Herkesin çeşitli hayalleri var benim gibi. Herkes birşeylerin peşinde.. Ki bu bence inanılmaz! Bir yerden başlamak gerekiyor istediklerinizi gerçekleştirmek için. Unutmayın; "Başarı, doğal yanmanın bir sonucu değildir. Kendizi ateşe atmanız gerekir" demiş Arnold Glascow amca. Hadi bir yerleriniz yansın..Sonra ağlayın biraz ama şu üzerinde oturduğunuz çakıl taşlarının üstünden kalkma zamanı geldii hatta geçiyor bileee! Hop Hoppp! :)
Bon Appetit!

Şimdi Hiçbir Şey Aynı Kalmayacak!

Size sürünmek ve sefil olmak nasıl bir şey anlatayım sevgili okuyucularım. Her gece koltukta uyanamam düşüncesiyle iki büklüm yatıyorum. Sabah erkenden daha kargalar işlevlerini yerine getirememişken bir gözüm kapalı ötekisi de yarı açık bir vaziyette kalkıp okula gidiyorum. Üniformalar giyiniyor ve sıraya geçiliyor. Ne sırası diyeceksiniz şimdi, hemen söyleyeyim o zaman, tırnak, çorap ve kıyafet kontrolü yapılıyor! Hele ki tırnaklar biraz uzun olsun derse giremiyorsunuz ve böylelikle devamsızlık hakkınız olan toplam 24 saatinizden 1 saati gidiyor. Hoppaaa! Ehhh!! Kolay olduğunu kim söyledi değil mi? :) Hele hafta başında ilk mutfak dersine kaza yaptığım için 10 dakika geç gittiğimde Şeften büyük bir azar işitmemden bahsetmiyorum bile!!! Boynum önümde böyle ezik ezik! :) Bu hafta çıp çıp Bıçak Kesim Tekniklerini öğrendikten sonra Kurabiyelere geçtik! Biraz daha kol kası yapmam gerekiyor, bunu anlamış bulunmaktayım! Okuldaki en güzel şeylerden biri de, inanılmaz güzel insanlarla tanışıyor olmanız. Nitekim, bende öyle oldu! Pastacılık ekibi olarak bir erkek ve gerisinin tamamen kadın olduğunu düşünürsek çok eğlenceli bir ortam oluyor! İronik aslına bakarsanız. Bir yandan askeri kamp gibi bir eğitim alırken bir yandan gülüyorsunuz. İnanın bana her saniyesine değiyor.
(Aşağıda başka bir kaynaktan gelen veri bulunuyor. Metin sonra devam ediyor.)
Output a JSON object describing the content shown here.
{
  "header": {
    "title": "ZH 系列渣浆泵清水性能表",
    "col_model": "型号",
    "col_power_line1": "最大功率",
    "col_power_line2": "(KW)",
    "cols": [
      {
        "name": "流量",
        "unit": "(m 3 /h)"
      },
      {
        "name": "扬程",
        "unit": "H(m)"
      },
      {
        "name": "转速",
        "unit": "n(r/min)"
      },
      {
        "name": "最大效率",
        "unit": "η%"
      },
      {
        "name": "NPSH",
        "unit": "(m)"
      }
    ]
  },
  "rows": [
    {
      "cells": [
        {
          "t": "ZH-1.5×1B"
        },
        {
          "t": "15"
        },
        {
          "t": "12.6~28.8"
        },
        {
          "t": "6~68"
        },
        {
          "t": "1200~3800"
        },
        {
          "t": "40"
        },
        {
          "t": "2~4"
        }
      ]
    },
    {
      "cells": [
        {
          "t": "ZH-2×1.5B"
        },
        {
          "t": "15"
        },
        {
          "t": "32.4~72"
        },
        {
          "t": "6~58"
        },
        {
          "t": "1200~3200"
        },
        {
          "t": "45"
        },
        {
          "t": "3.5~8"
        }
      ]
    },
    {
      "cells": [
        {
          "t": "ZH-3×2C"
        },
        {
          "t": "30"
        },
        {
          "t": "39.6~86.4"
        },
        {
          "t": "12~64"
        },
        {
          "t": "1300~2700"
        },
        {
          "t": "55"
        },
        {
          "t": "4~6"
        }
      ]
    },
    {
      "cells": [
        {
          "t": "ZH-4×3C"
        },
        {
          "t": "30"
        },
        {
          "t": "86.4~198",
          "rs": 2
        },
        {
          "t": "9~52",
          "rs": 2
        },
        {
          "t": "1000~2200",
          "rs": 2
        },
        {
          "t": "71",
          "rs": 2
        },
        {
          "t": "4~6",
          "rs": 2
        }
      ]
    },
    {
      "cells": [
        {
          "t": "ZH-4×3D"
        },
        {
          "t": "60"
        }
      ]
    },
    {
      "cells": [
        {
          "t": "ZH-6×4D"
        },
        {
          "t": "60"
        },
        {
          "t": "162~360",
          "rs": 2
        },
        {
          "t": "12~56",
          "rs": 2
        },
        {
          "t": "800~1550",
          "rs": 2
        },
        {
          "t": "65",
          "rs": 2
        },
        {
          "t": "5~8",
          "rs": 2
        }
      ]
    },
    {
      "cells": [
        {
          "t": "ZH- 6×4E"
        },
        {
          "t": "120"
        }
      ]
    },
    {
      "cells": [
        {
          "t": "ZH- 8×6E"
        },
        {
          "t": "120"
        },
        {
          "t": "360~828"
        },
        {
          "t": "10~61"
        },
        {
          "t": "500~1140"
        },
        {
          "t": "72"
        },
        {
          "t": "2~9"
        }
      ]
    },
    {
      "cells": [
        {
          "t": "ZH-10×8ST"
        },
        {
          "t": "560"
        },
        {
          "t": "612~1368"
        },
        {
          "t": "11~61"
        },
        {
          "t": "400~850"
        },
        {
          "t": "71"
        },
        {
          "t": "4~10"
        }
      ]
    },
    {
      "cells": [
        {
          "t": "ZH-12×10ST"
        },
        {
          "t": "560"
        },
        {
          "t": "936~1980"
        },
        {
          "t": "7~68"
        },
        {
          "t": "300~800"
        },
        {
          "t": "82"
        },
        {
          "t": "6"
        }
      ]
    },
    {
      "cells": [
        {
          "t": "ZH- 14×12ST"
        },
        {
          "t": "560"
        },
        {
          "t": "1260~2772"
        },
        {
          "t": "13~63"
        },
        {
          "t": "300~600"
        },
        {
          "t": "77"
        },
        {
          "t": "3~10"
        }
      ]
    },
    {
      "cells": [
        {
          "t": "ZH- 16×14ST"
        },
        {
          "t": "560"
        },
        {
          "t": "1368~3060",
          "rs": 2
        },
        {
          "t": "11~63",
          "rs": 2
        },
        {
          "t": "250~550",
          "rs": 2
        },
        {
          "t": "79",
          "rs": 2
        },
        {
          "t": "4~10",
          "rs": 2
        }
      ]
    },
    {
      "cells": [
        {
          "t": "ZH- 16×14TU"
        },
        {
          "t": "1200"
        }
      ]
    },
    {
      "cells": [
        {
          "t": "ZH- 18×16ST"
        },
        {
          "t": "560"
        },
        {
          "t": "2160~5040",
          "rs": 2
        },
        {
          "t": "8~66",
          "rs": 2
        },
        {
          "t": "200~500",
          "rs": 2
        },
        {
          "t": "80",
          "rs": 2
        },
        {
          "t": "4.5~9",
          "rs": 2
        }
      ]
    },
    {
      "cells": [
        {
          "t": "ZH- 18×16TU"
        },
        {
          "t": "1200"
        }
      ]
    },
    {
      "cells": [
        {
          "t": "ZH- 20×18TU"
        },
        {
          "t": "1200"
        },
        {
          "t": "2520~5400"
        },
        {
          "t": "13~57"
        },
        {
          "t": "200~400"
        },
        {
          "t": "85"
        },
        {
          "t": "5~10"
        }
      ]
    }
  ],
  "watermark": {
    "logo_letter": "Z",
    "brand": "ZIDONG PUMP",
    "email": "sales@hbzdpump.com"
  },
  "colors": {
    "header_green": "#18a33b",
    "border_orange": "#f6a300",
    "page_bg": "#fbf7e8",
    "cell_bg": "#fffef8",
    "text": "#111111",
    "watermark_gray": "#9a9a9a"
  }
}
Mutfak sonrası üniformalar çıkıyor ve normal günlük kimliğimize bürünüyoruz. Ki ben yattığım gibi gidiyorum okula! :) Tek fark ayağımda pofidik terliklerim olmuyor! :) Çıkışta aşçı arkadaşlarımızı kurabiyelerimizle besliyoruz. :) İşin en kötü yanı; kilo almaya cicilerin teşvik etmesi. Yani o Parmesanlı Grissiniler veya Ginder Cookie'ler nasıl yenmez değil miiiiii? Bu akşam mesela, sırf bunun için, domates çorbası içtim. Korku sarmış dört bir yanımıııııı! :) İşin şakası bir yana, giriştiğim şu olay beni hayata bağlıyor. Kendime olan güvenim bile daha arttı diyebilirim size. Sizden gelen e-mailler de beni inanılmaz mutlu ediyor. Tek başıma başladığım bu yolda bana desteklerinizi gönderdiğiniz için müteşekkirim sevgili okuyucularım. Sadece bir istemekle başladığım bu yolda, sizlerin şahitliğinde ilerliyorum. Umarım sizde bende istediğimiz şeyleri elde ederiz. :) Sadece unutmayın, bazen çok zor olabilir. Ne yapıyorduk bu anlarda? Derin nefes alıp yolumuza devam ediyorduk. Eveeettt! :)
Bugünlerde taşınma telaşı içerisindeyim. Meğer ne kadar çok eşyam varmış! :) Kolile kolile bitmiyor keretalar! :)) Arabamı değiştirdim. Üstüne taşınıyorum! Mükemmel değişiklikler değil mi? Eğer hayatım stabil gitmeye başlıyorsa, içimde kıpır kıpır bir şeyler oynuyor ve herşeyi tamamen değiştiriyorum. Artık büyüdüğümü de göz önünde bulundurursak, herşey daha cesur ve içinde temkinli yapılıyor sanırm. Sizi cicilerimden uzak bıraktığımın farkındayım ama yeni eve alışana kadar bana bir süre müsade vermenizi isteyeceğim sizden sevgili okuyucularım. Herşey kolilerde çünkü!! :) Bazen herşeyin değişmesi için bir şey bekleriz. Küçük bir şey! Ben anladım ki, şöyle bir silkinip ayağa kalkılmayınca hiçbir şey değişmiyormuş! Bende ne yaptım? Herşeyi değiştirdim! Hemde bir anda! Hiç düşünmeden! :) Bazen o küçücük değişiklik için, ateşi sizin yakmanız gerekiyor. O zaman görüyorsunuz ki, yüzünüz gülüyor. Aynı benim gibi.. Değişim mi istiyorsunuz, her gün yaptığınız şeyleri yapmayın. Mesela, ilk önce yataktan sağ ayağınızı yere koyarak kalkıyorsanız, yarın sol ayağınızı yere koyun ve döngüyü değiştirin! Aaaaaaa! Sızlanmayınnnn.. Deneyin bakalım..  :)
Bon appetit

Mini Mini Çocuklar! Hani-mişşşş!!!!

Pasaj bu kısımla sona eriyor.